Here you can see how efficient your machine is for computing specific tasks. You can increase those values by giving more resources to your machine in the Network view > Resources.
If you are a Requestor these values will, in future product releases, be used to estimate real deadlines for your tasks and if you are a Provider they will be used to decide if your machine is powerful enough to compute any given task.
Here you can calculate your machines performance benchmarks in 3 categories:
Each app will run a local benchmark, with the same setting on each category and give you a score based on quickly the benchmark completes. Current apps available are blender, luxrender (testnet only) The score is not updated based on performance on the network, only when re-calculated.
Click the calculate button to get a clearer understanding of your machine’s capabilities.
Here you can set the minimum price you will accept as a Provider and the maximum price you will pay per subtask as a Requestor.

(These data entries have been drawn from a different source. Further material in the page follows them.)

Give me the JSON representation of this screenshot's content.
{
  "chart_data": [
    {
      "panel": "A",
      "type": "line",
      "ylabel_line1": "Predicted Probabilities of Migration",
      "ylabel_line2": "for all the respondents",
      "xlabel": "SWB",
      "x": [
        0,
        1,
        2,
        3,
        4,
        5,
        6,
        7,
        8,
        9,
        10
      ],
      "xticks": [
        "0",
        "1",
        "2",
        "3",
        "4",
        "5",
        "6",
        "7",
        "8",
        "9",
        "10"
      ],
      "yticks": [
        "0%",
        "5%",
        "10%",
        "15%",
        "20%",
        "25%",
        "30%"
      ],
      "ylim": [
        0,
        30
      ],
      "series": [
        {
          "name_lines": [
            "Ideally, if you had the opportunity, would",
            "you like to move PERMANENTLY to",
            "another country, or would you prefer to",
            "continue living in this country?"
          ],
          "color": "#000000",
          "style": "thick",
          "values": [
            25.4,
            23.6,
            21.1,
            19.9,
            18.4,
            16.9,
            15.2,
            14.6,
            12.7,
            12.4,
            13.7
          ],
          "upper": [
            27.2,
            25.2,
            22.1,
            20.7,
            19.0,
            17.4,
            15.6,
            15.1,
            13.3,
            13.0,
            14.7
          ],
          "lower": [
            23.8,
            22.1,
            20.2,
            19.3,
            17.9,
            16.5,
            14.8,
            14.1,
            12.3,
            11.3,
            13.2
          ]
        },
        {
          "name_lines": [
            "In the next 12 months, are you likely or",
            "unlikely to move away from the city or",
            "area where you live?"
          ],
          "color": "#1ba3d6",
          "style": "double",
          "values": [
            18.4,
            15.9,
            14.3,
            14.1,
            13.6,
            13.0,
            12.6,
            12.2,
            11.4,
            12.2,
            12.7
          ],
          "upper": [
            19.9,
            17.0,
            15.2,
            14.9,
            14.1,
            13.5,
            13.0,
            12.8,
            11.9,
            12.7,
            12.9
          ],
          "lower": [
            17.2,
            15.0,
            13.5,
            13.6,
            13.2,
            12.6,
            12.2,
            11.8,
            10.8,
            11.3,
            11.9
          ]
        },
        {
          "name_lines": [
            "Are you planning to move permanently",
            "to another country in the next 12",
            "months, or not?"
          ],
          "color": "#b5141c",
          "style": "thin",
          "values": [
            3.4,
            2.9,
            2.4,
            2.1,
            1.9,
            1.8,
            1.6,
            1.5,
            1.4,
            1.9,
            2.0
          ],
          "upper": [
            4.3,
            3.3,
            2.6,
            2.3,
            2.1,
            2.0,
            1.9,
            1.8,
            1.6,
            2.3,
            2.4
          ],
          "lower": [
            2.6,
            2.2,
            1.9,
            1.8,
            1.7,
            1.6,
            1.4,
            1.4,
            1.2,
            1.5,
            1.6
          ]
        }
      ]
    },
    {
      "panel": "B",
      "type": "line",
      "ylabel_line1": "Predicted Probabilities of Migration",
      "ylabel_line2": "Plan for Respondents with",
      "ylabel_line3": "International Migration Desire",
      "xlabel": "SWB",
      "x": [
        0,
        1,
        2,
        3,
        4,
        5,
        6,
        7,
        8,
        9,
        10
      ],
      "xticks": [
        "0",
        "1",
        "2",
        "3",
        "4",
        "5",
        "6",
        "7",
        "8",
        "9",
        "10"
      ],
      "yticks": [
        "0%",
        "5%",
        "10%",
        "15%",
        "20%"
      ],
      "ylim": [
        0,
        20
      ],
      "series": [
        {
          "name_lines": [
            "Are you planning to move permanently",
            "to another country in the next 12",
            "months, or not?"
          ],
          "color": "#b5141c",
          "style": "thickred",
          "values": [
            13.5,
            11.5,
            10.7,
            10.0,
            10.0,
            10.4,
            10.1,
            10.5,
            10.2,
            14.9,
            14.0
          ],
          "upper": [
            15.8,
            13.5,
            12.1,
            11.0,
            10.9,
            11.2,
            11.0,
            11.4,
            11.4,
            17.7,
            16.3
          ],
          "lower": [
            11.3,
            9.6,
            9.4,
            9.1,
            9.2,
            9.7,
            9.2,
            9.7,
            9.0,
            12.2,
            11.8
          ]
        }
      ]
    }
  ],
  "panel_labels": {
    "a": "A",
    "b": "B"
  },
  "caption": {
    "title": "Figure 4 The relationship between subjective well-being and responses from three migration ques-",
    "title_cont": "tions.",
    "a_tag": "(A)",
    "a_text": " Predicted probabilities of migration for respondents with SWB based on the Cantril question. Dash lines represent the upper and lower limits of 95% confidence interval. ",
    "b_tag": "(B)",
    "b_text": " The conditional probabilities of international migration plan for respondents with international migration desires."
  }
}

This is where you determine your place in the market. The lower your Provider price, the more likely it is that you will be chosen for tasks, but you will make less GNT per subtask. The converse will happen if your Provider price is higher.
If you have a powerful machine and can compute tasks efficiently you can make more money as a Provider.
For task specific pricing instructions go to our Pricing Best Practices section.
If your Requestor maximum is set very low, then you will only get the assigned the lowest price Providers. It is not always the case the low cost = low power machine, but low power machines could cause timeouts which could result in you paying more to get your task completed. A higher Requestor maximum will give you more access to more expensive Providers, which are likely to have more powerful and efficient machines than low price Providers.
The default settings are:
When you navigate to Network Trust you will see a slider and a switch between Providing and Requesting.
Note: Setting trust to 100 will mean that you will only work with nodes with which you have already successfully collaborated with in the past, so this is not recommended when you first start and have yet to compute or request a task.
For Brass Beta, every user’s node starts with the same neutral reputation. Network Trust will become more important as the network grows and node reputations are established through consistent and accurate computations/transactions. As nodes begin to request and compute tasks, the reputation score changes. Reputation is determined by the speed, accuracy and frequency of computations from Providers and the consistency of Requestors. For example, if a Requestor submits a task and then cancels the computation halfway through, leaving providers without a task to compute, the Requestor’s reputation will be negatively impacted.
Here you can define the default output folder where the returned results of your tasks will be saved. You are able to change this location on a task by task basis, but this allows you to set the default.
Note: This is an advanced setting for users more comfortable with the technical aspects of Blockchain dApps.
Some users prefer to use a custom Geth node on their local network to decrease latency.
When you run your own Geth node you can use these options to replace our public nodes with your node. There are options to start geth from golem on the current machine on a certain port, or fill in a remote address with the location of your geth server.